Timelio Raises $5M to Continue Supporting Small Businesses

Timelio is a Melbourne-based fintech startup looking to disrupt traditional lending models by allowing businesses to turn invoices into cash by selling their invoices online on a P2P marketplace.  It raised $5 million via an equity funding round last month.  The investment is backed by the Thorney Investment Group, as well as by former ANZ board director John Dahlsen, who has in the past criticized banks for their lack of innovation.  Timelio intends to use the investment to expand its current team, focusing on leadership, sales, and marketing, as well as to continue developing its technology.  The company launched in 2015 and boasts “trading over $40 million in invoices and growing at rates up to 30% per month”.



As reported in Australia’s Financial Review:

“According to statistics compiled by the Ombudsman’s office, 90 per cent of small business failures are due to poor cashflow, small businesses are owed $26 million in unpaid invoices and the average owed for each small business at any one time is $13,200. In addition, small business owners spend an average 12 days a year chasing unpaid invoices and 27 per cent of small businesses have been forced to take out loans to pay their suppliers and wages.”

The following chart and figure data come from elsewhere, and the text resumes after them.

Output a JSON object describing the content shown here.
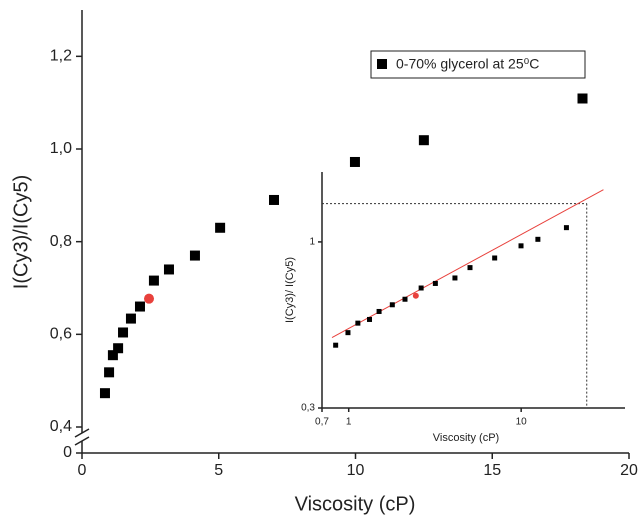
{
  "chart_data": [
    {
      "type": "scatter",
      "x_label": "Viscosity (cP)",
      "y_label": "I(Cy3)/I(Cy5)",
      "xlim": [
        0,
        20
      ],
      "xticks": [
        0,
        5,
        10,
        15,
        20
      ],
      "ylim": [
        0,
        1.3
      ],
      "y_break": [
        0,
        0.4
      ],
      "yticks": [
        0,
        {
          "value": 0.4,
          "label": "0,4"
        },
        {
          "value": 0.6,
          "label": "0,6"
        },
        {
          "value": 0.8,
          "label": "0,8"
        },
        {
          "value": 1.0,
          "label": "1,0"
        },
        {
          "value": 1.2,
          "label": "1,2"
        }
      ],
      "legend": "top-right",
      "series": [
        {
          "name": "0-70% glycerol at 25⁰C",
          "color": "#000000",
          "x": [
            0.84,
            0.99,
            1.13,
            1.32,
            1.5,
            1.79,
            2.12,
            2.63,
            3.18,
            4.13,
            5.05,
            7.02,
            9.98,
            12.5,
            18.3
          ],
          "values": [
            0.473,
            0.518,
            0.555,
            0.57,
            0.604,
            0.634,
            0.66,
            0.716,
            0.74,
            0.77,
            0.83,
            0.89,
            0.972,
            1.019,
            1.109
          ]
        },
        {
          "color": "#e8413c",
          "x": [
            2.45
          ],
          "values": [
            0.677
          ]
        }
      ]
    },
    {
      "type": "scatter",
      "log_x": true,
      "log_y": true,
      "x_label": "Viscosity (cP)",
      "y_label": "I(Cy3)/ I(Cy5)",
      "xlim": [
        0.7,
        40
      ],
      "xticks": [
        {
          "value": 0.7,
          "label": "0,7"
        },
        1,
        10
      ],
      "ylim": [
        0.3,
        1.66
      ],
      "yticks": [
        {
          "value": 0.3,
          "label": "0,3"
        },
        1
      ],
      "series": [
        {
          "color": "#000000",
          "x": [
            0.84,
            0.99,
            1.13,
            1.32,
            1.5,
            1.79,
            2.12,
            2.63,
            3.18,
            4.13,
            5.05,
            7.02,
            9.98,
            12.5,
            18.3
          ],
          "values": [
            0.473,
            0.518,
            0.555,
            0.57,
            0.604,
            0.634,
            0.66,
            0.716,
            0.74,
            0.77,
            0.83,
            0.89,
            0.972,
            1.019,
            1.109
          ]
        },
        {
          "color": "#e8413c",
          "x": [
            2.45
          ],
          "values": [
            0.677
          ]
        }
      ],
      "fit": {
        "color": "#e8413c",
        "x": [
          0.8,
          30
        ],
        "values": [
          0.5,
          1.46
        ]
      },
      "guide": {
        "x": 24,
        "y": 1.32
      }
    }
  ]
}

Co-founder and CEO Charlotte Petris describes that technology has not yet fully disrupted the space for small businesses to directly connect with investors to access fast and flexible growth capital.  According to Petris;


“Increasing the awareness of new financing options for consumers and SMEs will help businesses across Australia take advantage of new opportunities for growth and create new jobs. Access to finance for businesses is proven to increase turnover, employment and profitability. …

30% of businesses miss opportunities because of a lack of access to capital. Every business that does not receive the funding they need, is not increasing productivity, is not bringing on new employees and this has a knock-on effect throughout the economy. Availability of appropriate finance is essential to ensure that businesses can achieve their potential and contribute to Australia’s economic future.”